The Goals of the Villain, Hero, and Mentor

The three most important characters are your villain, hero, and mentor. All three of these characters need to have goals of their own and the combination of these goals helps create a complete story.

Your three most important characters are the villain, hero, and mentor. Your villain defines your whole story and typically pursues a goal that will create Horrible Consequences if he should succeed. Because the villain’s goal involves Horrible Consequences, it’s easy for the audience to root against him.Initially, the villain pursues a physical goal with Horrible Consequences, and then pursues a goal that can hurt the hero with Horrible Consequences, typically involving killing someone the hero loves.

The hero initially starts out with a vague emotional goal, and then through the villain’s pursuit of a goal, the hero finds a physical goal that enables the achievement of the emotional goal.The mentor initially has something in the past that’s haunting him and his goal is to clear up that problem from the past while teaching the hero a new skill or lesson, either deliberately or accidentally.In “Star Wars,” Obi-wan consciously teaches Luke about the Force while in “Finding Nemo,” Dory inadvertently teaches Marlin about trusting others and trusting yourself.The three basic goals boil down to this.

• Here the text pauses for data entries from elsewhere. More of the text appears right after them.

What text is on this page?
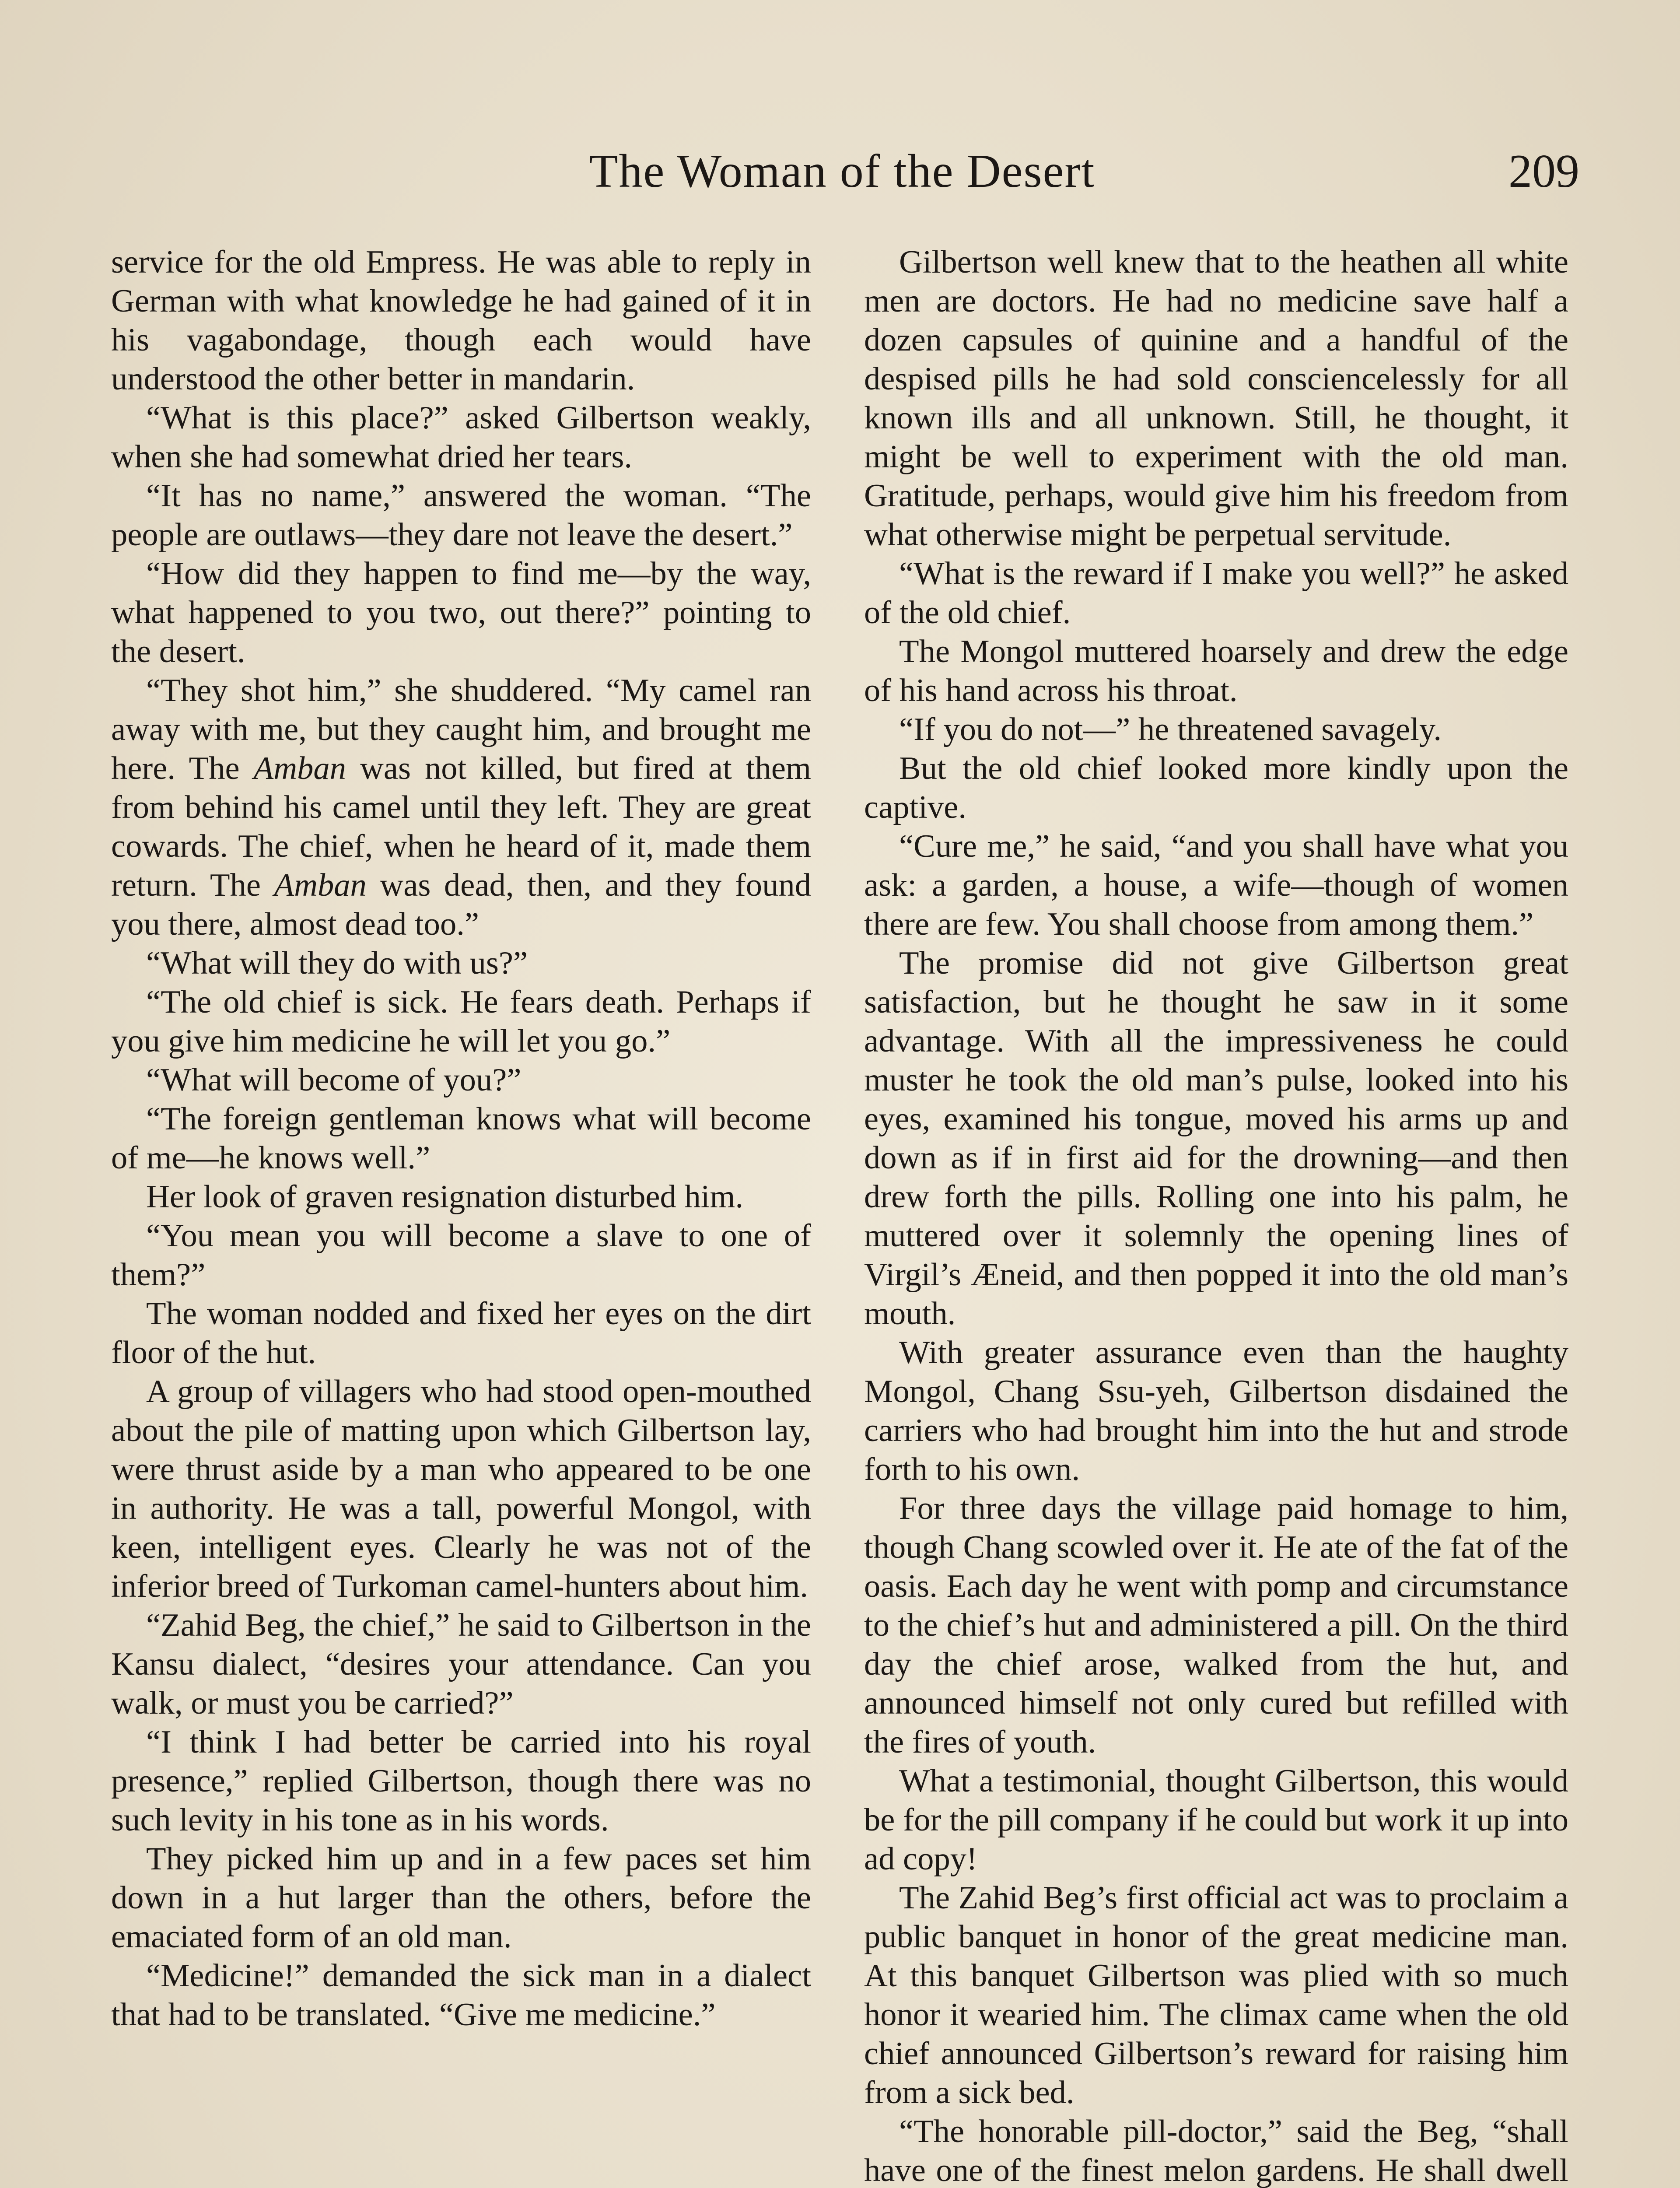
The Woman of the Desert	209

service for the old Empress. He was able to reply in German with what knowledge he had gained of it in his vagabondage, though each would have understood the other better in mandarin.

“What is this place?” asked Gilbertson weakly, when she had somewhat dried her tears.

“It has no name,” answered the woman. “The people are outlaws—they dare not leave the desert.”

“How did they happen to find me—by the way, what happened to you two, out there?” pointing to the desert.

“They shot him,” she shuddered. “My camel ran away with me, but they caught him, and brought me here. The Amban was not killed, but fired at them from behind his camel until they left. They are great cowards. The chief, when he heard of it, made them return. The Amban was dead, then, and they found you there, almost dead too.”

“What will they do with us?”

“The old chief is sick. He fears death. Perhaps if you give him medicine he will let you go.”

“What will become of you?”

“The foreign gentleman knows what will become of me—he knows well.”

Her look of graven resignation disturbed him.

“You mean you will become a slave to one of them?”

The woman nodded and fixed her eyes on the dirt floor of the hut.

A group of villagers who had stood open-mouthed about the pile of matting upon which Gilbertson lay, were thrust aside by a man who appeared to be one in authority. He was a tall, powerful Mongol, with keen, intelligent eyes. Clearly he was not of the inferior breed of Turkoman camel-hunters about him.

“Zahid Beg, the chief,” he said to Gilbertson in the Kansu dialect, “desires your attendance. Can you walk, or must you be carried?”

“I think I had better be carried into his royal presence,” replied Gilbertson, though there was no such levity in his tone as in his words.

They picked him up and in a few paces set him down in a hut larger than the others, before the emaciated form of an old man.

“Medicine!” demanded the sick man in a dialect that had to be translated. “Give me medicine.”

Gilbertson well knew that to the heathen all white men are doctors. He had no medicine save half a dozen capsules of quinine and a handful of the despised pills he had sold consciencelessly for all known ills and all unknown. Still, he thought, it might be well to experiment with the old man. Gratitude, perhaps, would give him his freedom from what otherwise might be perpetual servitude.

“What is the reward if I make you well?” he asked of the old chief.

The Mongol muttered hoarsely and drew the edge of his hand across his throat.

“If you do not—” he threatened savagely.

But the old chief looked more kindly upon the captive.

“Cure me,” he said, “and you shall have what you ask: a garden, a house, a wife—though of women there are few. You shall choose from among them.”

The promise did not give Gilbertson great satisfaction, but he thought he saw in it some advantage. With all the impressiveness he could muster he took the old man’s pulse, looked into his eyes, examined his tongue, moved his arms up and down as if in first aid for the drowning—and then drew forth the pills. Rolling one into his palm, he muttered over it solemnly the opening lines of Virgil’s Æneid, and then popped it into the old man’s mouth.

With greater assurance even than the haughty Mongol, Chang Ssu-yeh, Gilbertson disdained the carriers who had brought him into the hut and strode forth to his own.

For three days the village paid homage to him, though Chang scowled over it. He ate of the fat of the oasis. Each day he went with pomp and circumstance to the chief’s hut and administered a pill. On the third day the chief arose, walked from the hut, and announced himself not only cured but refilled with the fires of youth.

What a testimonial, thought Gilbertson, this would be for the pill company if he could but work it up into ad copy!

The Zahid Beg’s first official act was to proclaim a public banquet in honor of the great medicine man. At this banquet Gilbertson was plied with so much honor it wearied him. The climax came when the old chief announced Gilbertson’s reward for raising him from a sick bed.

“The honorable pill-doctor,” said the Beg, “shall have one of the finest melon gardens. He shall dwell
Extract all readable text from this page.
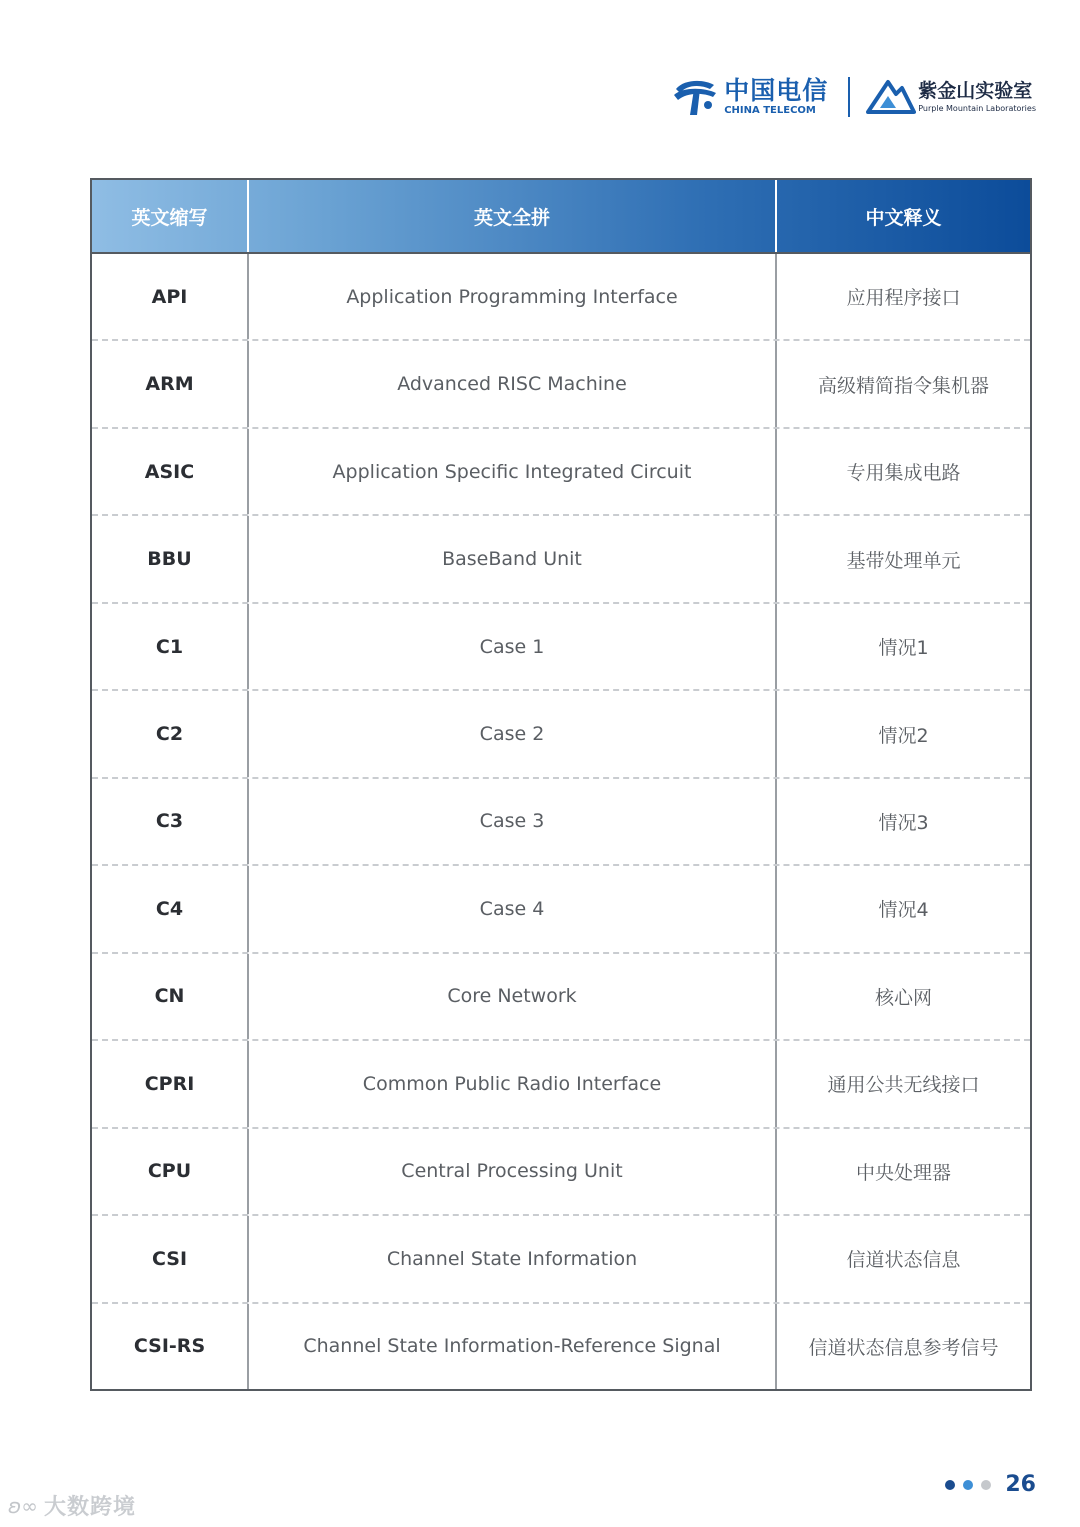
中国电信
CHINA TELECOM
紫金山实验室
Purple Mountain Laboratories
英文缩写	英文全拼	中文释义
API	Application Programming Interface	应用程序接口
ARM	Advanced RISC Machine	高级精简指令集机器
ASIC	Application Specific Integrated Circuit	专用集成电路
BBU	BaseBand Unit	基带处理单元
C1	Case 1	情况1
C2	Case 2	情况2
C3	Case 3	情况3
C4	Case 4	情况4
CN	Core Network	核心网
CPRI	Common Public Radio Interface	通用公共无线接口
CPU	Central Processing Unit	中央处理器
CSI	Channel State Information	信道状态信息
CSI-RS	Channel State Information-Reference Signal	信道状态信息参考信号
26
ʚ∞ 大数跨境
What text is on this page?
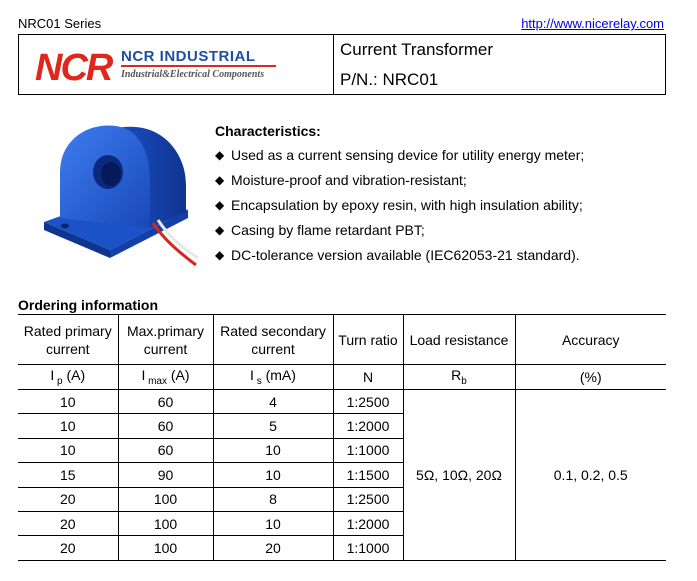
NRC01 Series	http://www.nicerelay.com
NCR NCR INDUSTRIAL
Industrial&Electrical Components
Current Transformer
P/N.: NRC01
Characteristics:
◆ Used as a current sensing device for utility energy meter;
◆ Moisture-proof and vibration-resistant;
◆ Encapsulation by epoxy resin, with high insulation ability;
◆ Casing by flame retardant PBT;
◆ DC-tolerance version available (IEC62053-21 standard).
Ordering information
Rated primary current	Max.primary current	Rated secondary current	Turn ratio	Load resistance	Accuracy
I $_p$ (A)	I $_{max}$ (A)	I $_s$ (mA)	N	$R_b$	(%)
10	60	4	1:2500	5Ω, 10Ω, 20Ω	0.1, 0.2, 0.5
10	60	5	1:2000		
10	60	10	1:1000		
15	90	10	1:1500		
20	100	8	1:2500		
20	100	10	1:2000		
20	100	20	1:1000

The villain wants a selfish goal that will create Horrible Consequences to others. Later the villain will threaten Horrible Consequences to someone the hero loves.The hero needs to fill an emotional void in his life and can do that by pursuing a physical goal defined by the villain. Through a mentor, the hero learns a lesson to overcome his flaw and defeat the villain.

The mentor needs to redeem himself for some problem in the past that somehow involves fighting the villain. By fighting against the villain, the mentor not only helps the hero, but also shows the hero how to defeat the villain.

The key words to help define these various goals are Selfishness (the villain’s goal), Need (the hero’s goal), and Redemption (the mentor’s goal).

The combination of these three goals helps keep your story active and moving forward at all times. Omit any of these three goals and your story will feel incomplete. Include all three goals and your story will feel more satisfying by the end.